2.006 Live

Granby Square

Traditional architectural drawing techniques are well suited to depicting static pre-determined forms, but do not generally allow for indeterminacy, deviation or multiple-authorship. They remain ‘in control.’ As designers, we are anything but in control.

Similarly, the architecture studio is traditionally kept very separate from the site. Design, designers and communities meet for short periods of time, and then return to the safety of their own worlds to work. Drawing is kept as a private act.

With a group of wonderfully adventurous students at The University of Liverpool, we looked to throw these notions to the wind.

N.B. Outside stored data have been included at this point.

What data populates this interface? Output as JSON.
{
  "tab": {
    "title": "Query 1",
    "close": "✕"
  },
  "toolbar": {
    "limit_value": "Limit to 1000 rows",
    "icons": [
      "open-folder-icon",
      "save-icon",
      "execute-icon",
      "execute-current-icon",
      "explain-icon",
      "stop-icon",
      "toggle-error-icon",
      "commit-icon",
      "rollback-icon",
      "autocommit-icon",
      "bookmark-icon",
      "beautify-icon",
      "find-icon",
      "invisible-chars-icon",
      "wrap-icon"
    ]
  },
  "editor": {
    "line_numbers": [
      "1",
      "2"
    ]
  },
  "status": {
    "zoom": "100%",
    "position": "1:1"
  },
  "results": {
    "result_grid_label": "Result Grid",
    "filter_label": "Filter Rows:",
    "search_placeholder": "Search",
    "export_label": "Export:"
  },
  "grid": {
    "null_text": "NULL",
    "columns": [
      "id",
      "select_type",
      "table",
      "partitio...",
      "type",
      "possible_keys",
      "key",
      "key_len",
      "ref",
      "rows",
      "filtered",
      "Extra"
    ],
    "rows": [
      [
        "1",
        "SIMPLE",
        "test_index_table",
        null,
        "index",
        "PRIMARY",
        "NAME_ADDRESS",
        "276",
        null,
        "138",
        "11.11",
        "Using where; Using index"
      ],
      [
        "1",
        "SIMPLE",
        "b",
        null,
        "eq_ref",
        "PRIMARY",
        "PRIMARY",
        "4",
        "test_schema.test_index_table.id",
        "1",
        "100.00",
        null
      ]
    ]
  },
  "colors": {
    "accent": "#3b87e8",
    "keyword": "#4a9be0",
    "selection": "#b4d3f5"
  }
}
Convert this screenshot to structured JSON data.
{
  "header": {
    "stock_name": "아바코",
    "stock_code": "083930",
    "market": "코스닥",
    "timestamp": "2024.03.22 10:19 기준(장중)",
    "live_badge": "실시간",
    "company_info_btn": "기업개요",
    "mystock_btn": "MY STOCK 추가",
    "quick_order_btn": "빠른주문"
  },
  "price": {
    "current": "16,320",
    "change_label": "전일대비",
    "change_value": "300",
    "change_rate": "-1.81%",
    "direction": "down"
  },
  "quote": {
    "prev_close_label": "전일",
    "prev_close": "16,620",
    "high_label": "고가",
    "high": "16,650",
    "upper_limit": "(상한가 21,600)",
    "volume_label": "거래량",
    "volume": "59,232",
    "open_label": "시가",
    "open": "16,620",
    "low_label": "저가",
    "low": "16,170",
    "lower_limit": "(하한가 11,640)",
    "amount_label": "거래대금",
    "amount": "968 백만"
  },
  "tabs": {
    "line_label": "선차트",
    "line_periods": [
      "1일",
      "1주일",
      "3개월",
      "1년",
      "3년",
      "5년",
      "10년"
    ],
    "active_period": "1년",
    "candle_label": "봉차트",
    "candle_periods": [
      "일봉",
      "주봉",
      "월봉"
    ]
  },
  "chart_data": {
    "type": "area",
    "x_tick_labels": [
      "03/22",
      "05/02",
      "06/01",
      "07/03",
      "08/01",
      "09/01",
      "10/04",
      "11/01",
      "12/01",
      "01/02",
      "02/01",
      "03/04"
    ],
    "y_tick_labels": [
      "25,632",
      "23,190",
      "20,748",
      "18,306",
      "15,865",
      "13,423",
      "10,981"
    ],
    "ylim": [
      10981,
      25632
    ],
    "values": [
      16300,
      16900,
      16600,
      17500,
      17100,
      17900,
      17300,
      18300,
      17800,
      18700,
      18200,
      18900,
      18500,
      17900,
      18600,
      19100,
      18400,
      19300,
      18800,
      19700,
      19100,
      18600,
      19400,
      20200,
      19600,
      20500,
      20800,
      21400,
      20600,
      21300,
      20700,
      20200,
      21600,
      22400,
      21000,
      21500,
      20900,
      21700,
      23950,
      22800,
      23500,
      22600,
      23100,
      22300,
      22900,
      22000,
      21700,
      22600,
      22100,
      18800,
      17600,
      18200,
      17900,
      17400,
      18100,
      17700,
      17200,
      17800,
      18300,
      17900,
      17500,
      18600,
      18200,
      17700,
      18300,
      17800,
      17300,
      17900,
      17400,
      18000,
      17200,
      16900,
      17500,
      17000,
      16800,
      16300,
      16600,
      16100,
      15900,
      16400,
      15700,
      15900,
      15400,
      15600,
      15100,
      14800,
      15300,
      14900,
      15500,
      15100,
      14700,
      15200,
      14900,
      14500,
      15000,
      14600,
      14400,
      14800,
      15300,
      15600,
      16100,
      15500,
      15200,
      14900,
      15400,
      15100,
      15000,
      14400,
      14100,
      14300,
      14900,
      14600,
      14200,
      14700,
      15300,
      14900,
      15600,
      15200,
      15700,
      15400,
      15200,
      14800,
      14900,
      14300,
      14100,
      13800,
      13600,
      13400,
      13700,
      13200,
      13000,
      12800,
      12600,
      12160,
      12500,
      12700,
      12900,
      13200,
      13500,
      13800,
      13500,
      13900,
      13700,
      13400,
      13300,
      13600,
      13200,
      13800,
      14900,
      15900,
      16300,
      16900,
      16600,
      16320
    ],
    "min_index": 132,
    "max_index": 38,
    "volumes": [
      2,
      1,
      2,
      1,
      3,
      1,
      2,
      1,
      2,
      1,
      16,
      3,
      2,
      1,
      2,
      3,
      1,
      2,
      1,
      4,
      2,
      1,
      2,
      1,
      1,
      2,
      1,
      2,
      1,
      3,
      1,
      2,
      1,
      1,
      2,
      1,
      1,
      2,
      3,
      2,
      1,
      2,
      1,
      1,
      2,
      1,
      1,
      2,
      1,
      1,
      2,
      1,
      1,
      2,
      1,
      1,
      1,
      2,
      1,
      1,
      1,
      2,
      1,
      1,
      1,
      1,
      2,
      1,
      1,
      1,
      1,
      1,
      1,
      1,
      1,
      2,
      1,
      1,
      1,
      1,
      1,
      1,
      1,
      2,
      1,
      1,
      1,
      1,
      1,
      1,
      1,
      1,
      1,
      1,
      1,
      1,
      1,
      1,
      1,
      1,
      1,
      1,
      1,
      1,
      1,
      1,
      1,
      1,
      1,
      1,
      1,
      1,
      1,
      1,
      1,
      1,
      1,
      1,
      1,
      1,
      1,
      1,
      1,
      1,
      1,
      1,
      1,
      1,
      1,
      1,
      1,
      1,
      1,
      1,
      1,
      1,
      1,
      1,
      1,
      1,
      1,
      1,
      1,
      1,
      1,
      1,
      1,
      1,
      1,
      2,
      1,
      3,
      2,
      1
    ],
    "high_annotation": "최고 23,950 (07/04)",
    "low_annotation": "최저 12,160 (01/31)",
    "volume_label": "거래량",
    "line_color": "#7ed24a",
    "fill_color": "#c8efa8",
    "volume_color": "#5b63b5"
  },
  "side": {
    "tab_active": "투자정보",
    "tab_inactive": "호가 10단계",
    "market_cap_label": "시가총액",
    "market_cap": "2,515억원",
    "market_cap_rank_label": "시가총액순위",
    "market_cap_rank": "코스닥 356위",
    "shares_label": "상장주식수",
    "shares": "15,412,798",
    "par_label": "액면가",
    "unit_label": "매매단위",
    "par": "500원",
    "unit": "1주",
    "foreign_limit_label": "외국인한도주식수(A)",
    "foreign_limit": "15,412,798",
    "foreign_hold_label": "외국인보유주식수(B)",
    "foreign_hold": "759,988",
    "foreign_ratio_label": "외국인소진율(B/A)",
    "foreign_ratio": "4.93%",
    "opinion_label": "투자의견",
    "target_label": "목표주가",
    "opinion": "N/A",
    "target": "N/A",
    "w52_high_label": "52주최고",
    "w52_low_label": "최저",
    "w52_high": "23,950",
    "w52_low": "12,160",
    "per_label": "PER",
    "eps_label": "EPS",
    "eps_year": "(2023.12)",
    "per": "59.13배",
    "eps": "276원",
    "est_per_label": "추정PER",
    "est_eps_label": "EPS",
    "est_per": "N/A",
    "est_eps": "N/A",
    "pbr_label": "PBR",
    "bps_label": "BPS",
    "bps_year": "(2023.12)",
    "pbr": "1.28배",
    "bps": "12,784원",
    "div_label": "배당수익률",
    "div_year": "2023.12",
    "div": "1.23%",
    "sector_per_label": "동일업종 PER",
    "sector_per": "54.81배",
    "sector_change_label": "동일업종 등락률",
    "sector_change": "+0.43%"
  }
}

Granby Winter Garden is designed by and with its community. It is a unique public space housed within a former private residence, made possible through an amazing spirit of collaboration. Here, the home becomes public space and the street becomes home.

For three days in January, Granby Winter Garden became both our site and our studio. We sought to embody the collaborative essence of Granby through experimental and imaginative drawing, capturing its sights, smells and spirit.

We explored how design can be a shared activity - working together to develop communal and democratic drawings, blurring the boundaries between ourselves and each other.

We sought to close the gap between the site and the design studio, working in and with the garden, inviting drawing to become a public act. We sought to experiment, to embrace chance and welcome the unexpected. To become vulnerable, and to free ourselves from any notions of control.

Our project constructed two new temporary public spaces. The first transposed Granby Winter Garden into the University of Liverpool, inviting all visitors to participate in its making through drawing their own interpretations into it. The second was sited in Granby Winter Garden, transposing our interpretations and dreams back into the space itself.